The Rosas state moved aggressively to employ lower-class youngsters when the wars and civil strife of the early 19th century caused labor shortages, especially in rural areas. Social critics also saw lower-class children as a potential source of social disorder and sought to harness their energies as laborers. Law enforcement officials restricted youngsters' mobility by strictly enforcing passport and anti-vagrancy laws.

In towns across Argentina, the conchabo system gave local police broad authority to draft children to work in public works projects, private homes, factories, or wherever laborers were needed. The office typically in charge of placing young workers was called the defensor de menores, a public institution dating back to the colonial period. The defensor drew up labor agreements that tied young people to particular jobs, but these contracts had the unintended effect of giving young people some degree of freedom from parental authority.

Argentina's laws also allowed children to be entrusted with decisions related to marriage and property.

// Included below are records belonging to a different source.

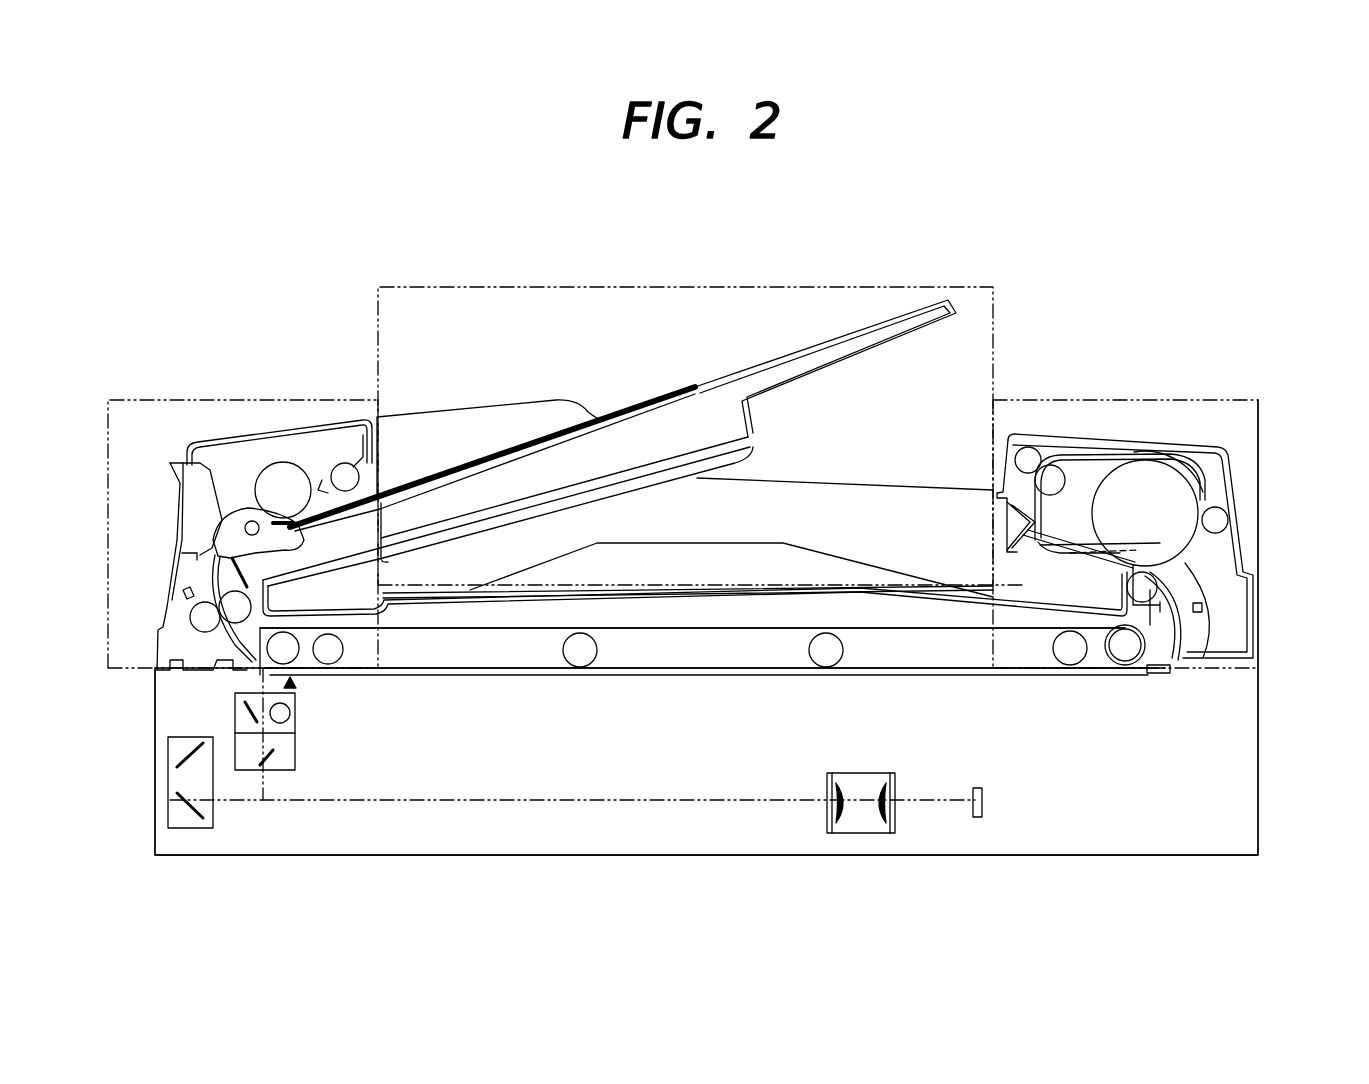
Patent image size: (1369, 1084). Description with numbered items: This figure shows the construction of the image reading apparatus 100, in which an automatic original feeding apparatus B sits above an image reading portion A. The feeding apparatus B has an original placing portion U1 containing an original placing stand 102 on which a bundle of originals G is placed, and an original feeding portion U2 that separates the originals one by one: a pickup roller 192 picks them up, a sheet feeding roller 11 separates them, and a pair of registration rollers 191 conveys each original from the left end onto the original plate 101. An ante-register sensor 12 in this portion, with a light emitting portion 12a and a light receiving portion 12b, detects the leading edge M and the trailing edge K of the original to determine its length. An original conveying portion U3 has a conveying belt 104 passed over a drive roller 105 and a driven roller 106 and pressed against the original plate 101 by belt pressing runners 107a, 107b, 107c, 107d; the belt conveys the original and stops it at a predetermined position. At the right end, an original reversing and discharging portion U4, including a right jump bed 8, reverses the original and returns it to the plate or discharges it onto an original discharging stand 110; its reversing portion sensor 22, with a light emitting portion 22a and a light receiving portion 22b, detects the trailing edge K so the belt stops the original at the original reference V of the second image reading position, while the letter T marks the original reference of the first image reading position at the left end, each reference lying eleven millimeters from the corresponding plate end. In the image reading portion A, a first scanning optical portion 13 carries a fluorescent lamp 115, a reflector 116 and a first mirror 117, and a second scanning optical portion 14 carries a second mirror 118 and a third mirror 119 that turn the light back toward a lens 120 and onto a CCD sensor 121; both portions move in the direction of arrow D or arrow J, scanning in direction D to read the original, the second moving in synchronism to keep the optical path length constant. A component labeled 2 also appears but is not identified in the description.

The image reading apparatus 100 is at (1292, 391).
The image reading portion A is at (1245, 777).
The original placing portion U1 is at (712, 285).
The original feeding portion U2 is at (172, 398).
The original conveying portion U3 is at (724, 608).
The original reversing and discharging portion U4 is at (1142, 398).
The original document 2 is at (533, 563).
The right jump bed 8 is at (1162, 676).
The sheet feeding roller 11 is at (292, 468).
The ante-register sensor 12 is at (193, 494).
The light emitting portion 12a is at (284, 590).
The light receiving portion 12b is at (183, 593).
The first scanning optical portion 13 is at (233, 768).
The second scanning optical portion 14 is at (141, 796).
The reversing portion sensor 22 is at (1225, 636).
The light emitting portion 22a is at (1128, 598).
The light receiving portion 22b is at (1203, 607).
The original plate 101 is at (503, 677).
The original placing stand 102 is at (805, 367).
The conveying belt 104 is at (695, 671).
The drive roller 105 is at (280, 655).
The driven roller 106 is at (1130, 662).
The belt pressing runner 107a is at (330, 655).
The belt pressing runner 107b is at (582, 655).
The belt pressing runner 107c is at (826, 655).
The belt pressing runner 107d is at (1070, 654).
The original discharging stand 110 is at (900, 583).
The fluorescent lamp 115 is at (287, 715).
The reflector 116 is at (244, 705).
The first mirror 117 is at (268, 762).
The second mirror 118 is at (185, 755).
The third mirror 119 is at (185, 812).
The lens 120 is at (862, 835).
The CCD sensor 121 is at (985, 805).
The registration rollers 191 is at (200, 630).
The pickup roller 192 is at (343, 465).
The automatic original feeding apparatus B is at (1245, 488).
The arrow D is at (953, 700).
The original G is at (467, 438).
The arrow J is at (940, 700).
The trailing edge of the original K is at (698, 388).
The leading edge of the original M is at (263, 457).
The original reference of the first image reading position T is at (300, 688).
The original reference of the second image reading position V is at (1120, 686).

Girls could marry and hold a dowry at the age of 12. Boys could not marry until they turned 14. This is not to say that parents or their children sought marriage contracts at these early ages. By law, girls and boys had to wait until they were 23 and 25 years old, respectively, before they could marry without permission from their parents. After 1810, however, young people were marrying at younger ages and had more input into selecting spouses. This included choosing mates who were closer to their own ages and sometimes outside their familial socio-economic and racial boundaries.

Parents lamented with growing frequency and alarm the rebelliousness of their children and attempted to control their behavior through legal means. Many of these disputes appeared in lawsuits, or disensos, filed by parents asserting their parental rights and obligations in order to guide the behaviors of their children. Sons and daughters also sued their parents, seeking the right to marry freely partners of their own choosing.

While these individual actions played out in the courts, authorities under Rosas dealt harshly with youngsters who violated legal and social conventions. In 1847, Camila O'Gorman, the daughter of a prominent merchant, and Ladislao Gutiérrez, a Catholic priest, caused a huge public scandal when they ran away together. The following year, the couple was captured. Rosas personally ordered their execution for violating the social order. According to the dictator, their actions were a direct attack on his authority and that he wanted to make an example out of them.

Camila's story is often seen as an example of the extreme measures the Rosas state took to control the behaviors of Argentina's younger population. Indeed, Rosas wanted to make an example out of the young couple. However, this story of forbidden love is also representative of how young people challenged authority as ideas of republicanism, equality, and individualism swept through the Americas. The execution of the young couple (along with the fact that Camila was eight months pregnant at the time of her death!) undermined support for the Rosas regime. Moreover, Camila's story resonates even today as a reminder of the legacy of authoritarianism in Argentina's history. María Luísa Bemberg wrote and directed the feature film, Camila (1984), as a harsh critique of patriarchy and military rule.